Ese fitness del alma encaja en el cristianismo que quiere recuperar el cultivo de las virtudes, como enseñaban Ignacio de Loyola y Teresa de Ávila —los maestros, no lo olvidemos, de Escrivá de Balaguer—, y que muchas entidades católicas, quizá sin saberlo, han asimilado. Se ve en ese «pensar bien» que se cultiva en los ambientes de Regnum Christi. En el agradecimiento como punto de partida de Marco Aurelio en sus Anotaciones personales. En una suavidad de trato que no cae en la hipocresía ni la doblez. En la búsqueda del tao —empieza a ser quien eres, nos decía Píndaro y nos repite Jorge Freire— para saber que el lujo siempre sobra y nos dice poco de quiénes somos. En un enfoque de la Providencia que asume que, tal como dice el Génesis, Dios creó un mundo bueno, y no es sino la soberbia, el exceso, la hýbris lo que lo pervierte. Una fe en la clemencia y en la limitación voluntaria. Una apuesta por reconciliarse con el distinto, para reconciliarnos con nuestros propios defectos y apiadarnos de nosotros mismos, para luego exigirnos un cambio a mejor.

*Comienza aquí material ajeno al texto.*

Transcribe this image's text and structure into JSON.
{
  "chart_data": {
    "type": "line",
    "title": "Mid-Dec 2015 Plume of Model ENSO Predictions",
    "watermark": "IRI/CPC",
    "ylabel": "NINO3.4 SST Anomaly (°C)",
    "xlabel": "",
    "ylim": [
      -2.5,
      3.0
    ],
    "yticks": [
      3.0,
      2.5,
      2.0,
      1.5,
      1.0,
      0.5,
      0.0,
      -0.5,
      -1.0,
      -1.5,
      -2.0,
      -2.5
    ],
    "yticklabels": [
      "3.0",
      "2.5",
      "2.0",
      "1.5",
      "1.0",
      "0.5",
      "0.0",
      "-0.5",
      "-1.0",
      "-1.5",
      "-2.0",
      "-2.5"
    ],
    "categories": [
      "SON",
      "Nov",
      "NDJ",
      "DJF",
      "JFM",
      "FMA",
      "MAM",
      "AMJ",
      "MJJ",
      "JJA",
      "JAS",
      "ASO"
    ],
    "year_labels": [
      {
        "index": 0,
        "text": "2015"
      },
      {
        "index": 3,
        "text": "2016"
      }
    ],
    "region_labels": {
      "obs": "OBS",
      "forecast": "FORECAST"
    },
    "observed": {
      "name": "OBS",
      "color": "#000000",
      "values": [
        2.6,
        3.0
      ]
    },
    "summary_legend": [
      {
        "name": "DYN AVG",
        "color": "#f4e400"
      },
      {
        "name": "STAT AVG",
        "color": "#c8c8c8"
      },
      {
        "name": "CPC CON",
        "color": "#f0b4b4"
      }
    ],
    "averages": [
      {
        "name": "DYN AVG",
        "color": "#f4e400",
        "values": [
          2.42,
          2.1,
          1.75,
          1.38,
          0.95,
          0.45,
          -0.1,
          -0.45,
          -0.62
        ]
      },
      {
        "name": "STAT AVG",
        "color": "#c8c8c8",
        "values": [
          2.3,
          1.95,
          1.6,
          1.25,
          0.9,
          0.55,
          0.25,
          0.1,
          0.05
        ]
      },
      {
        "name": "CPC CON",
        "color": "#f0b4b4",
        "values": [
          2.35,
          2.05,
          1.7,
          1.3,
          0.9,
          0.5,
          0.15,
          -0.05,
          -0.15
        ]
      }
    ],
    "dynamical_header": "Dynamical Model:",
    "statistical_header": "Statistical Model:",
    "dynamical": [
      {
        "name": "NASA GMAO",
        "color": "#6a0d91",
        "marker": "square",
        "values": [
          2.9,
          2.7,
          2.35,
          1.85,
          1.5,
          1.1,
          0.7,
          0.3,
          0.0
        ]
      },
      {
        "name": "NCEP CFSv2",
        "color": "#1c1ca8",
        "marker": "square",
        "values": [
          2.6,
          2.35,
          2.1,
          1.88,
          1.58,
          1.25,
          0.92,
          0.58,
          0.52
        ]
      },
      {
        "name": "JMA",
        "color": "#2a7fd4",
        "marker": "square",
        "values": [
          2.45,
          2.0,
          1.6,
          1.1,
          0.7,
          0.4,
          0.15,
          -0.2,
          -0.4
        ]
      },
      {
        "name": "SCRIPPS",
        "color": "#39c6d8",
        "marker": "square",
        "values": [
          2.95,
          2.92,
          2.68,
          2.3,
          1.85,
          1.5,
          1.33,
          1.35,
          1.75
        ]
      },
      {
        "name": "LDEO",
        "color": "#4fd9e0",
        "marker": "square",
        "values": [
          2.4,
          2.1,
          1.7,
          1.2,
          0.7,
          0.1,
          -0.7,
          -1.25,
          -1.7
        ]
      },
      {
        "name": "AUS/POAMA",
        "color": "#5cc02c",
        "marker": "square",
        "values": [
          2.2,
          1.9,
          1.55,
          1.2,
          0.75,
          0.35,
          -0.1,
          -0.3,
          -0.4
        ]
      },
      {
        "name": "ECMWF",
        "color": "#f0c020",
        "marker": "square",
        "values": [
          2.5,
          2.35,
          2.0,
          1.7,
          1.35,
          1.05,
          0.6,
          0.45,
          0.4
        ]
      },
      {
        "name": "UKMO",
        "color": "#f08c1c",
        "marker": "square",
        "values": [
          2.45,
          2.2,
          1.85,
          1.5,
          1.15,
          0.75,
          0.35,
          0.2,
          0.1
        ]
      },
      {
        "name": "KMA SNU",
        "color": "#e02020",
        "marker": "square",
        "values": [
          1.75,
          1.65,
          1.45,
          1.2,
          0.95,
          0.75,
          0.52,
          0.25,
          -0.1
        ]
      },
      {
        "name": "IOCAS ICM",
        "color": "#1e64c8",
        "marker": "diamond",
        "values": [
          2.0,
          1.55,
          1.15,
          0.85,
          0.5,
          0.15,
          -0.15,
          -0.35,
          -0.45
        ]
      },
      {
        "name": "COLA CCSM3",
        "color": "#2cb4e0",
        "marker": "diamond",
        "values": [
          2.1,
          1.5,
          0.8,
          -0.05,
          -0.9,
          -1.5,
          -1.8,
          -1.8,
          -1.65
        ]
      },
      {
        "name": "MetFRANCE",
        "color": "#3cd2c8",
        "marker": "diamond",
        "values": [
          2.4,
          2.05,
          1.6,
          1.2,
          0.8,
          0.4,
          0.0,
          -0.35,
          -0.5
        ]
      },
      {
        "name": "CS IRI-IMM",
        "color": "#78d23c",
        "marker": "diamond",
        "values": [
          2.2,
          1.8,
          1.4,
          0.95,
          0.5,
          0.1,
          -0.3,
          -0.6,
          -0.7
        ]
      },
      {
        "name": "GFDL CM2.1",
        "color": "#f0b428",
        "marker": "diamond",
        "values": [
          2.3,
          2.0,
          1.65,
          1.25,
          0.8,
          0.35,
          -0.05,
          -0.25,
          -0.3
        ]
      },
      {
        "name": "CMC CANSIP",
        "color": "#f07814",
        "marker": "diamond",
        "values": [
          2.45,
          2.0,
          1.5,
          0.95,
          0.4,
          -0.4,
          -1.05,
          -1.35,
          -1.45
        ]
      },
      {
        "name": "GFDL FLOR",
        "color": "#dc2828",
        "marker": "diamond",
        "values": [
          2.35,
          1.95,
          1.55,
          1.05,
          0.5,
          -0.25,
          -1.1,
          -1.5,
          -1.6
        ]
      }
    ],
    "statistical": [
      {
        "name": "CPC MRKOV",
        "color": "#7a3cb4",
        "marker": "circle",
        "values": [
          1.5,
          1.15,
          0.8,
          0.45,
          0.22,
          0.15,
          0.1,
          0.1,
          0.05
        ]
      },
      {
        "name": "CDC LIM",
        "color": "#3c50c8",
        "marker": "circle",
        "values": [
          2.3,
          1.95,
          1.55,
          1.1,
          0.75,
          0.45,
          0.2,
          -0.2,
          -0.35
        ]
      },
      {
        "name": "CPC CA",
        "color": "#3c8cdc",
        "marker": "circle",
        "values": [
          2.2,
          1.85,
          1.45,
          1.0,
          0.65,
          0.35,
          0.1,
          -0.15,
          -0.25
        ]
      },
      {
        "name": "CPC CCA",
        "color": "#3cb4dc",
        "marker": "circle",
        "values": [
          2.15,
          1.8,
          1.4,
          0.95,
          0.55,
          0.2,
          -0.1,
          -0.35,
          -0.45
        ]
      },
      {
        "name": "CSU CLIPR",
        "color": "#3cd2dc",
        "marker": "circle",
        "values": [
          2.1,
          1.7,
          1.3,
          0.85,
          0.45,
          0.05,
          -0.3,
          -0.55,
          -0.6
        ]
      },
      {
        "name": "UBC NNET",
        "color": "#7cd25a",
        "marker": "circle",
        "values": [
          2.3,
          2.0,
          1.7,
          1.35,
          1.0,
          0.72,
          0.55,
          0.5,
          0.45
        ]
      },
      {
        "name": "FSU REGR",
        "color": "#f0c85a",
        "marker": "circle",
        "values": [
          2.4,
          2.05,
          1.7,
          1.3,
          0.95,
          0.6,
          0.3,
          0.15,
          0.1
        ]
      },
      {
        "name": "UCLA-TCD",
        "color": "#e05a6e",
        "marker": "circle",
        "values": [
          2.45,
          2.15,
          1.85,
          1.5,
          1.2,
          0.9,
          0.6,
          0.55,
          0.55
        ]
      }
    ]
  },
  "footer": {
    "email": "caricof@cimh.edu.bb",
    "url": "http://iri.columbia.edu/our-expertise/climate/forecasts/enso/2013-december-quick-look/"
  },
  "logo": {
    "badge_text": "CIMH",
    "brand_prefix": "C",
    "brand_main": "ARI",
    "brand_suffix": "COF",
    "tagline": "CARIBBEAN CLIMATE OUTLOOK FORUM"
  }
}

Aunque el estoico partía de una indiferencia ante el dolor y de la convicción de que el alma es la verdadera identidad, y no el cuerpo, también supo identificar la felicidad con estar centrados en aquello que hemos de hacer nosotros. Estar en lo que se es y lo que se hace. No viene mal en un mundo que apuesta por estar siempre ausente, sumergido en la virtualidad de las pantallas. El estoico, por tanto, nos invita hoy a apagar el móvil para vernos cara a cara con quien compartimos un rato tranquilo de ocio sano, vino sabroso, conversación inteligente y silencios repletos de deleite. Al contrario que el budista, el estoico no niega el yo, aunque —a diferencia del cristiano— no vea con malos ojos perderse en la identificación con el universo. Y, con respecto al dolor, el cristiano añadirá, no sólo que es un misterio que debe aceptarse, sino que le importa el dolor del prójimo, de ese vecino que se ha vuelto hermano. Un hermano que puede ser Caín, que puede derrochar el patrimonio de la familia. Ahí es donde el estoico quizá pueda escandalizarse o entender que la justicia humana consiste en limitarse, y que es Dios, al fin y al cabo, el que obra esa misericordia impetuosa.